A Biomechanical Assessment of Shaken Baby Syndrome: What About the Spine?

Abstract

Shaken baby syndrome occurs following inertial loading of the pediatric head, resulting in retinal hemorrhaging, subdural hematoma, and encephalopathy. However, the anatomically vulnerable cervical spine receives little attention. Automotive safety literature is replete with biomechanical data involving forward-facing pediatric surrogates in frontal collisions, an environment analogous to shaking. Publicly available data involving child occupants were utilized to study pediatric neck and head injury potential. We hypothesized that inertial loading provides a greater risk of injury to the cervical spine than to the head. Full-scale automotive crash tests (n= 131) and deceleration sled tests (n= 32) utilizing forward-facing 3-year-old surrogates with head accelerometers and cervical force sensors were analyzed. One hundred sixty-seven full-scale vehicle and 33 sled test runs were assessed in the context of published injury assessment reference values (IARVs) for closed head injury (head injury criterion 15 [HIC15]) and cervical tensile strength in the 3-year-old model.
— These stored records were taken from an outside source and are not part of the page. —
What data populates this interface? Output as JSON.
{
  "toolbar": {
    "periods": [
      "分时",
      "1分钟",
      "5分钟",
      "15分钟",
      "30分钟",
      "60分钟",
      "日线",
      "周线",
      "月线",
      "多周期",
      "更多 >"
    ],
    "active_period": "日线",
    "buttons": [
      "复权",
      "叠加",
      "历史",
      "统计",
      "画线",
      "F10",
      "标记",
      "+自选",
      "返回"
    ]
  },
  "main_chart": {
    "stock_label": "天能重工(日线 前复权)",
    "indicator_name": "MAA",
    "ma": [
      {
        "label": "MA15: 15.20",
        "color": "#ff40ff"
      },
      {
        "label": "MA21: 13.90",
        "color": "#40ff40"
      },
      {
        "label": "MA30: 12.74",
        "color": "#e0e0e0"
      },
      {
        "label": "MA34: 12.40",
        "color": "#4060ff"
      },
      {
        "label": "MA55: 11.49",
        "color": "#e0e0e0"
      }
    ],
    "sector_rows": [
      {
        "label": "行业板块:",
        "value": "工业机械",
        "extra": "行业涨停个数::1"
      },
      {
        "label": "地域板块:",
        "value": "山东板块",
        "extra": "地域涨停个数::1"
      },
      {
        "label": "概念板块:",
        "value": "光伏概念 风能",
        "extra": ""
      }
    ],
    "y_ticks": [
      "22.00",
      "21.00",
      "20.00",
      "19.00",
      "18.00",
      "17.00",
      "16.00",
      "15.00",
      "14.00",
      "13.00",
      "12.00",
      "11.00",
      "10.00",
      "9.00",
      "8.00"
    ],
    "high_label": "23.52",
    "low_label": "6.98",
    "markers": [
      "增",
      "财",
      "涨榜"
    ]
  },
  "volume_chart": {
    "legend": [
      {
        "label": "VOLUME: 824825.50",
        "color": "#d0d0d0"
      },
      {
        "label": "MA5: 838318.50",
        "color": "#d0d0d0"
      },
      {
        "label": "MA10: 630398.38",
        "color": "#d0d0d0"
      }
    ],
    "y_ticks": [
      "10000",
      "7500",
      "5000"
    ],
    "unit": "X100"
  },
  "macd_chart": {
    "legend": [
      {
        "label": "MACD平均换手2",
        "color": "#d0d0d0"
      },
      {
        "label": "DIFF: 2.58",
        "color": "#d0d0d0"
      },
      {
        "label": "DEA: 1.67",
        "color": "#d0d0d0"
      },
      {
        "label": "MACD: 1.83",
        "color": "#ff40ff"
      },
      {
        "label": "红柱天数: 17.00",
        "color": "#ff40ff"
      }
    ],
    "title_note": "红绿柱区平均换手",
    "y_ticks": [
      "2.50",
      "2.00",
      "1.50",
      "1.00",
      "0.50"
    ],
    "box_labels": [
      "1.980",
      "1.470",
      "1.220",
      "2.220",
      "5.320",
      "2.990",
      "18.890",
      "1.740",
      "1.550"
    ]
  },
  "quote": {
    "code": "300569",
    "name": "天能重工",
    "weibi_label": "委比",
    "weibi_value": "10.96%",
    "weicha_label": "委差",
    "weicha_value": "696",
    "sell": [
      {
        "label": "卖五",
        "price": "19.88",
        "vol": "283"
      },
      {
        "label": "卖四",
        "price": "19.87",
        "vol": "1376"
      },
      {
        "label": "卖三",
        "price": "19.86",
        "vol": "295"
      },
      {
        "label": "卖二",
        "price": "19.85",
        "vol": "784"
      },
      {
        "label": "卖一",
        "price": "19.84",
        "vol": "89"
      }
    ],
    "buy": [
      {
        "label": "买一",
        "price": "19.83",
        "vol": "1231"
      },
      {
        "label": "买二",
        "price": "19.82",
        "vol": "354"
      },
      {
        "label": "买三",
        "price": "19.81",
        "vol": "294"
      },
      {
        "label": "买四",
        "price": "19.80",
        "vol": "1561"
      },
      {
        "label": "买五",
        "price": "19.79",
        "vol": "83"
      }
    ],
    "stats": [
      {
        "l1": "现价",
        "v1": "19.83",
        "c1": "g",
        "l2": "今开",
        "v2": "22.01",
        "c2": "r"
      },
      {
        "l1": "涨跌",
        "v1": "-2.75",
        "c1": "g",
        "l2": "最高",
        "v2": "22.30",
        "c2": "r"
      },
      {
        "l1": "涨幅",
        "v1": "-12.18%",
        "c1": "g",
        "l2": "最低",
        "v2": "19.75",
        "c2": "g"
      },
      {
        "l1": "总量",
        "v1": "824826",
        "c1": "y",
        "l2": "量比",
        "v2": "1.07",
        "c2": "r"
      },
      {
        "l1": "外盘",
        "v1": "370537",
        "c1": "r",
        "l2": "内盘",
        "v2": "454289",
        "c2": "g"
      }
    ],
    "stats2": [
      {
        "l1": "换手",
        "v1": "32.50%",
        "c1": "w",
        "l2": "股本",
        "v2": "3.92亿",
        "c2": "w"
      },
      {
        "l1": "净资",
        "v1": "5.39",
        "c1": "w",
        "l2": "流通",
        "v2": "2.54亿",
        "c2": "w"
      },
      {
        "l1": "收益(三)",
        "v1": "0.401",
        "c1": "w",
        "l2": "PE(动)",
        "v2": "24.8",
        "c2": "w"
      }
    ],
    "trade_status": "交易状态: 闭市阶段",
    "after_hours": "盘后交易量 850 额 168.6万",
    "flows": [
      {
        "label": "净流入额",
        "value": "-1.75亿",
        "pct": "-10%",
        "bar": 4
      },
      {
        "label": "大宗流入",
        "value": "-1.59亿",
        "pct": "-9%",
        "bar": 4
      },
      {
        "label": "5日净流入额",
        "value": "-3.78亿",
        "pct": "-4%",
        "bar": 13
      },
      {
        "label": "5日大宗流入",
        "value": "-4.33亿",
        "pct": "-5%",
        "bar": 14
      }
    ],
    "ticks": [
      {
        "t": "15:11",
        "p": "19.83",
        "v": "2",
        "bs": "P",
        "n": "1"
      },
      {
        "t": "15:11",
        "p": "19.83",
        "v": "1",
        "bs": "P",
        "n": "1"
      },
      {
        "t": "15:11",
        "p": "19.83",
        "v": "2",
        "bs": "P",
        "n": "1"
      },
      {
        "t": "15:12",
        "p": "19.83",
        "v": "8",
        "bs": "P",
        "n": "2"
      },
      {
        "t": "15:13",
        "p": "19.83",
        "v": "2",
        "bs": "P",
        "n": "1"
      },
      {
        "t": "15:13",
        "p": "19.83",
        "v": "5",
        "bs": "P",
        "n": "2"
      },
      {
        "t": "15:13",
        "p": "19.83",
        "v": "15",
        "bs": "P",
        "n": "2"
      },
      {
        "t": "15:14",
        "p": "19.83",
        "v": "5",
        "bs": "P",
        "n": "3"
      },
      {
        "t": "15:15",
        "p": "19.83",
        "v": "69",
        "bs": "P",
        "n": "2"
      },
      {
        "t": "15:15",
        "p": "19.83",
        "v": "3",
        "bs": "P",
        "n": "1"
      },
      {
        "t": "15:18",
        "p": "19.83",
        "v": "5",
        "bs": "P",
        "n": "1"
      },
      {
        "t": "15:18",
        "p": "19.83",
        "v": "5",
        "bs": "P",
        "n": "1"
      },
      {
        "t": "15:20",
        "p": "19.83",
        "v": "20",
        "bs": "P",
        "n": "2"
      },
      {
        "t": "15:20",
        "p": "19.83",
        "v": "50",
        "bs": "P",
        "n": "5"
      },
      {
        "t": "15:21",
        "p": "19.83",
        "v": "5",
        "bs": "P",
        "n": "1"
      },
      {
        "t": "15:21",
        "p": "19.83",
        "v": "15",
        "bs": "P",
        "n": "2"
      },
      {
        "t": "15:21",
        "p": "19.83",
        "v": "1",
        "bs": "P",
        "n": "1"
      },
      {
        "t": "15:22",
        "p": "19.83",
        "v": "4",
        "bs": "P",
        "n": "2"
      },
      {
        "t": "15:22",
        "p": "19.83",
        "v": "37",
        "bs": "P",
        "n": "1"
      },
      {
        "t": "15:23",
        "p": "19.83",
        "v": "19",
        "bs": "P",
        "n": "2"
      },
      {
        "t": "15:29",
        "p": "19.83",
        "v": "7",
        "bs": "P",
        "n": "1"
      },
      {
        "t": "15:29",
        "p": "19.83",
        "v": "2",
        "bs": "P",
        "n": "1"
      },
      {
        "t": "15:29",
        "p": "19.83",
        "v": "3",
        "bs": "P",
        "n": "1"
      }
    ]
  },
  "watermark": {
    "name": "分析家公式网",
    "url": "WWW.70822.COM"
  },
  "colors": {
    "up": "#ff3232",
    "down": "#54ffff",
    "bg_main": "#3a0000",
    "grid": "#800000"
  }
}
One hundred sixty-one (96%) child surrogates in full-scale crash tests exceeded the cervical peak tension IARV, while only 37 (22%) surpassed the HIC15 IARV. Similarly, in sled testing runs, 27 (82%) pediatric surrogates exceeded cervical tension IARVs, while 1 (3%) surpassed the HIC15 IARV. In both full-scale and sled tests, all surrogates surpassing the HIC15 IARV also exceeded the cervical tension IARV. Positive linear correlations were observed between HIC15 and cervical tensile forces in both full-scale vehicle (R2= 0.15) and sled testing runs (R2= 0.54). These data support the hypothesis that inertial loading of the head provides a greater injury risk to the cervical spine than to closed-head injury.